Gallery guy: Museum of the City of New York

Art lovers rejoice: Spectrum has a new feature just for you! Art critic Julien Hawthorne keeps the description short and sweet before putting his student life fees to good use at one of New York’s most noteworthy museums. 

This is how it’s gonna work: I’m going to go through the CU Arts list of free museums and talk a little bit about each one.

This week is the Museum of the City of New York. Not an art museum per se (but who’s defining art anyway?), the Museum of the City of New York is certainly a must for New York history buffs, though they’ve probably already been…honestly, if you live in New York you should stop by. Even if you just need something a few blocks farther uptown than the Frick, the Met, or the Guggenheim.

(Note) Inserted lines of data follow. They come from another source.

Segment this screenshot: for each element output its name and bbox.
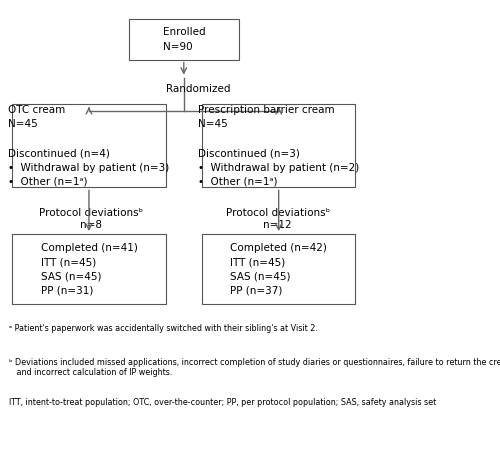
Text: Prescription barrier cream
N=45

Discontinued (n=3)
•  Withdrawal by patient (n=: Prescription barrier cream N=45 Disconti…: [198, 105, 360, 187]
Text: Protocol deviationsᵇ
n=12: Protocol deviationsᵇ n=12: [226, 208, 330, 230]
Text: Randomized: Randomized: [166, 84, 230, 94]
FancyBboxPatch shape: [202, 105, 356, 188]
Text: Protocol deviationsᵇ
n=8: Protocol deviationsᵇ n=8: [38, 208, 143, 230]
Text: ᵇ Deviations included missed applications, incorrect completion of study diaries: ᵇ Deviations included missed application…: [8, 358, 500, 377]
Text: ᵃ Patient's paperwork was accidentally switched with their sibling's at Visit 2.: ᵃ Patient's paperwork was accidentally s…: [8, 324, 318, 333]
Text: ITT, intent-to-treat population; OTC, over-the-counter; PP, per protocol populat: ITT, intent-to-treat population; OTC, ov…: [8, 398, 436, 407]
FancyBboxPatch shape: [202, 235, 356, 304]
Text: OTC cream
N=45

Discontinued (n=4)
•  Withdrawal by patient (n=3)
•  Other (n=1ᵃ: OTC cream N=45 Discontinued (n=4) • With…: [8, 105, 170, 187]
Text: Enrolled
N=90: Enrolled N=90: [162, 28, 205, 52]
FancyBboxPatch shape: [129, 19, 238, 60]
Text: Completed (n=42)
ITT (n=45)
SAS (n=45)
PP (n=37): Completed (n=42) ITT (n=45) SAS (n=45) P…: [230, 243, 327, 296]
FancyBboxPatch shape: [12, 105, 166, 188]
FancyBboxPatch shape: [12, 235, 166, 304]
Text: Completed (n=41)
ITT (n=45)
SAS (n=45)
PP (n=31): Completed (n=41) ITT (n=45) SAS (n=45) P…: [40, 243, 138, 296]
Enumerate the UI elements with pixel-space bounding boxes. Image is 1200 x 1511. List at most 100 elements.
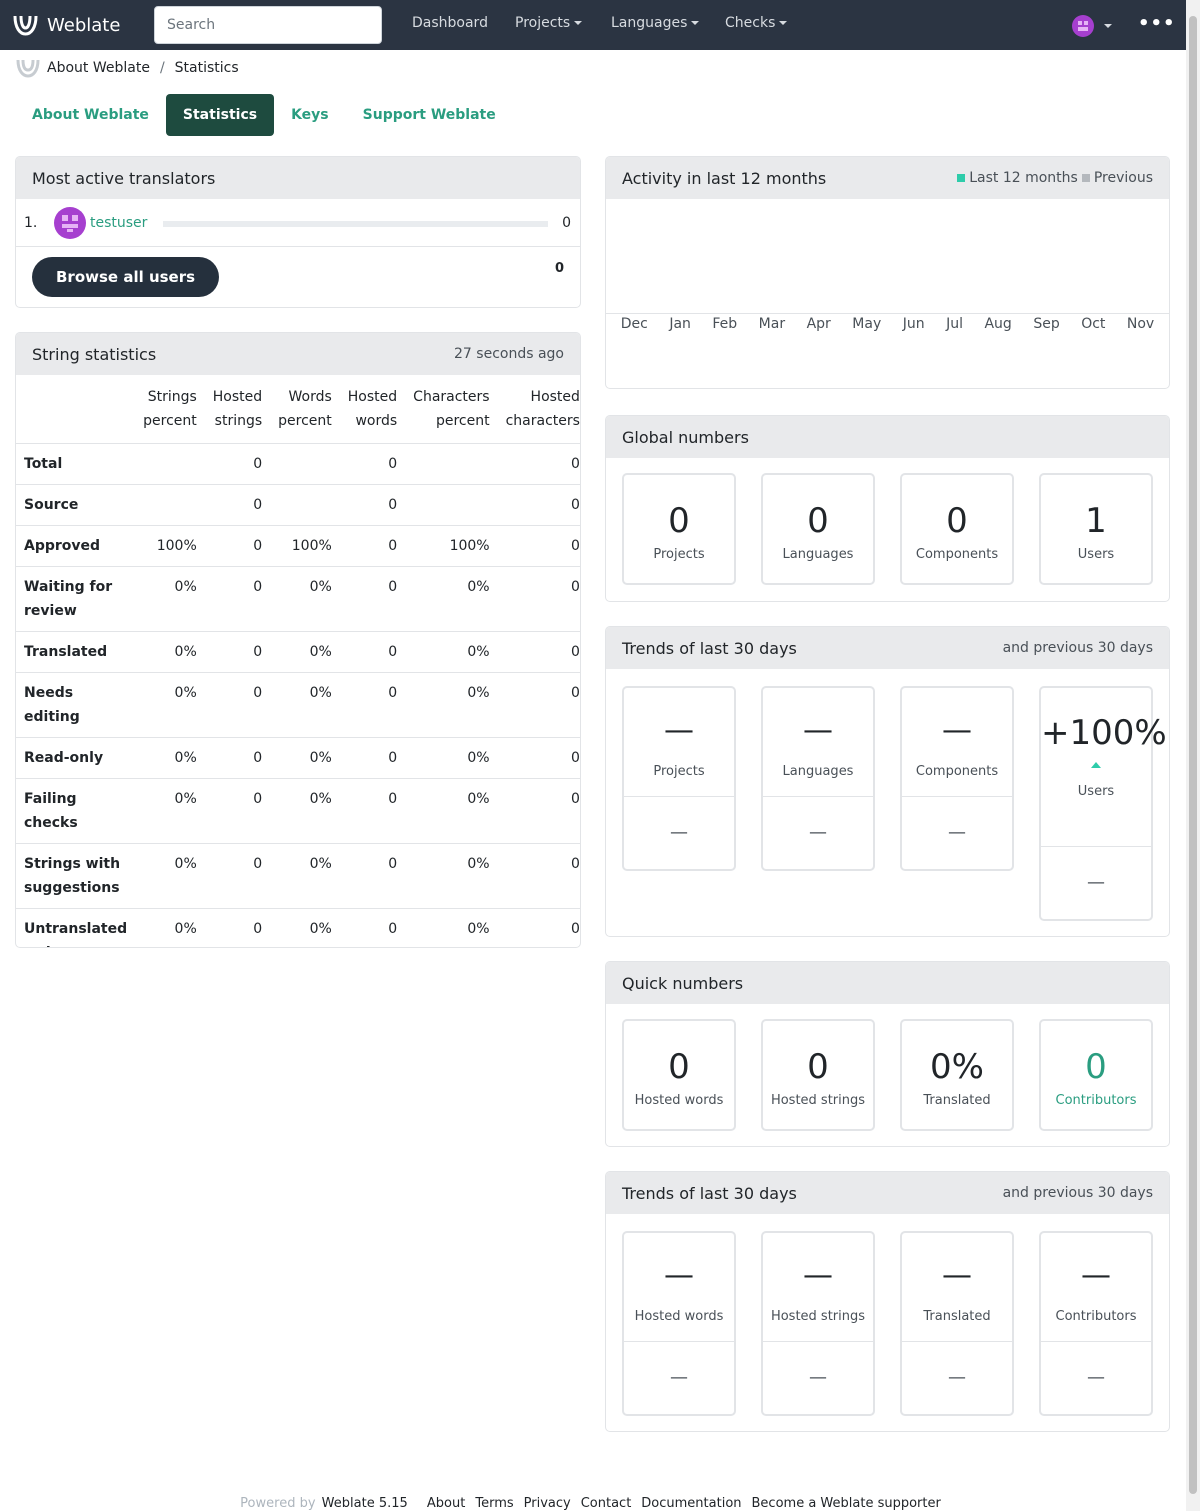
footer-link-terms[interactable]: Terms bbox=[475, 1496, 514, 1511]
footer-link-documentation[interactable]: Documentation bbox=[641, 1496, 742, 1511]
table-cell: 0% bbox=[135, 566, 205, 632]
tab-support[interactable]: Support Weblate bbox=[362, 107, 496, 123]
table-row: Translated 0% 0 0% 0 0% 0 bbox=[16, 631, 580, 673]
table-row: Approved 100% 0 100% 0 100% 0 bbox=[16, 525, 580, 567]
footer-link-contact[interactable]: Contact bbox=[580, 1496, 632, 1511]
trends-card: Trends of last 30 days and previous 30 d… bbox=[605, 1171, 1170, 1432]
table-cell: 0% bbox=[135, 778, 205, 844]
translator-avatar[interactable] bbox=[54, 206, 86, 239]
table-cell: 0% bbox=[270, 908, 340, 947]
footer-link-privacy[interactable]: Privacy bbox=[523, 1496, 571, 1511]
trend-previous: — bbox=[809, 1367, 827, 1388]
nav-languages[interactable]: Languages bbox=[611, 15, 700, 31]
translator-name-link[interactable]: testuser bbox=[90, 214, 148, 231]
table-cell: 0 bbox=[339, 672, 406, 738]
trends-card: Trends of last 30 days and previous 30 d… bbox=[605, 626, 1170, 937]
table-cell: 0 bbox=[204, 566, 271, 632]
trend-label: Contributors bbox=[1055, 1309, 1137, 1324]
table-cell: 0% bbox=[270, 737, 340, 779]
stat-box-contributors[interactable]: 0 Contributors bbox=[1039, 1019, 1153, 1131]
trend-current: — Components bbox=[902, 688, 1012, 797]
table-row: Needs editing 0% 0 0% 0 0% 0 bbox=[16, 672, 580, 738]
table-cell: 100% bbox=[135, 525, 205, 567]
table-cell: 0% bbox=[270, 672, 340, 738]
chevron-down-icon bbox=[691, 21, 700, 25]
footer-link-about[interactable]: About bbox=[426, 1496, 466, 1511]
trend-value: — bbox=[664, 713, 694, 748]
nav-dashboard[interactable]: Dashboard bbox=[412, 15, 488, 31]
activity-card: Activity in last 12 months Last 12 month… bbox=[605, 156, 1170, 389]
trends-title: Trends of last 30 days bbox=[622, 1183, 797, 1203]
footer-link-become-a-weblate-supporter[interactable]: Become a Weblate supporter bbox=[751, 1496, 941, 1511]
trends-header: Trends of last 30 days and previous 30 d… bbox=[606, 627, 1169, 669]
table-cell: 0% bbox=[270, 631, 340, 673]
table-cell: 0% bbox=[270, 566, 340, 632]
user-menu[interactable] bbox=[1072, 15, 1112, 37]
table-cell: 0 bbox=[204, 843, 271, 909]
more-menu-icon[interactable]: ••• bbox=[1138, 13, 1176, 34]
table-cell: 0 bbox=[204, 778, 271, 844]
trend-box-contributors: — Contributors — bbox=[1039, 1231, 1153, 1416]
table-cell: 0 bbox=[204, 631, 271, 673]
stat-box-users: 1 Users bbox=[1039, 473, 1153, 585]
table-cell: 0 bbox=[497, 778, 580, 844]
global-numbers-header: Global numbers bbox=[606, 416, 1169, 458]
brand-link[interactable]: Weblate bbox=[12, 12, 120, 38]
weblate-logo-icon bbox=[13, 15, 38, 36]
column-header: Strings percent bbox=[135, 375, 205, 444]
trend-value: — bbox=[942, 1258, 972, 1293]
table-cell: 0% bbox=[270, 843, 340, 909]
string-statistics-title: String statistics bbox=[32, 344, 157, 364]
activity-month-axis: Dec Jan Feb Mar Apr May Jun Jul Aug Sep Oct Nov bbox=[606, 316, 1169, 332]
translators-title: Most active translators bbox=[32, 168, 216, 188]
breadcrumb-current[interactable]: Statistics bbox=[174, 60, 239, 76]
brand-name: Weblate bbox=[47, 14, 121, 36]
scrollbar[interactable] bbox=[1186, 0, 1200, 1511]
table-cell: 0 bbox=[204, 525, 271, 567]
tab-about[interactable]: About Weblate bbox=[32, 107, 149, 123]
tab-statistics[interactable]: Statistics bbox=[165, 94, 275, 136]
trend-value: — bbox=[1081, 1258, 1111, 1293]
trend-previous: — bbox=[948, 822, 966, 843]
month-tick-label: Mar bbox=[758, 316, 786, 332]
column-header-line: strings bbox=[214, 413, 263, 429]
trend-label: Hosted words bbox=[634, 1309, 724, 1324]
column-header: Words percent bbox=[270, 375, 340, 444]
translator-row: 1. testuser 0 bbox=[16, 199, 580, 247]
tab-keys[interactable]: Keys bbox=[291, 107, 329, 123]
table-cell: 0% bbox=[405, 672, 498, 738]
trend-box-projects: — Projects — bbox=[622, 686, 736, 871]
nav-languages-label: Languages bbox=[611, 15, 688, 31]
stat-label: Projects bbox=[653, 547, 705, 562]
table-cell: 100% bbox=[270, 525, 340, 567]
table-cell bbox=[135, 443, 205, 485]
browse-all-users-button[interactable]: Browse all users bbox=[32, 257, 220, 297]
stat-box-projects: 0 Projects bbox=[622, 473, 736, 585]
chevron-down-icon bbox=[779, 21, 788, 25]
string-statistics-card: String statistics 27 seconds ago Strings… bbox=[15, 332, 581, 948]
search-input[interactable] bbox=[154, 6, 382, 44]
nav-projects[interactable]: Projects bbox=[515, 15, 583, 31]
month-tick-label: Jan bbox=[669, 316, 691, 332]
trends-header: Trends of last 30 days and previous 30 d… bbox=[606, 1172, 1169, 1214]
trend-previous: — bbox=[1087, 1367, 1105, 1388]
table-cell: 0 bbox=[339, 631, 406, 673]
column-header-line: characters bbox=[505, 413, 580, 429]
activity-title: Activity in last 12 months bbox=[622, 168, 827, 188]
nav-checks[interactable]: Checks bbox=[725, 15, 788, 31]
stat-value: 0 bbox=[946, 501, 968, 541]
nav-dashboard-label: Dashboard bbox=[412, 15, 488, 31]
month-tick-label: May bbox=[852, 316, 882, 332]
table-cell: 0% bbox=[135, 672, 205, 738]
table-cell: 0 bbox=[497, 484, 580, 526]
stat-value: 0 bbox=[807, 1047, 829, 1087]
top-navbar: Weblate Dashboard Projects Languages Che… bbox=[0, 0, 1186, 50]
scrollbar-thumb[interactable] bbox=[1189, 16, 1197, 1494]
row-label: Approved bbox=[16, 525, 136, 567]
breadcrumb-root[interactable]: About Weblate bbox=[47, 60, 150, 76]
breadcrumb-separator: / bbox=[159, 60, 165, 76]
column-header-line: percent bbox=[143, 413, 197, 429]
footer-version-link[interactable]: Weblate 5.15 bbox=[321, 1496, 408, 1511]
weblate-logo-icon bbox=[16, 59, 40, 78]
legend-previous-swatch bbox=[1081, 174, 1090, 182]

I was actually on my way to the Izhar Patkin exhibit at the Jewish Museum (perhaps next week), when I made a split second decision to walk the last 20 blocks and ended up veering into the Museum of the City of New York. When I say this museum is not an art museum per se, I realize a paragraph later that that’s bullshit, because the heart of New York City history is photojournalism. Some of the first photographs you see belong to Jacob Riis’s slum expose, “How the Other Half Lives,” and the museum’s snapshots of early rural Manhattan, or New Amsterdam, and now infamous immigrant neighborhoods like the Five Points are historically and aesthetically stunning.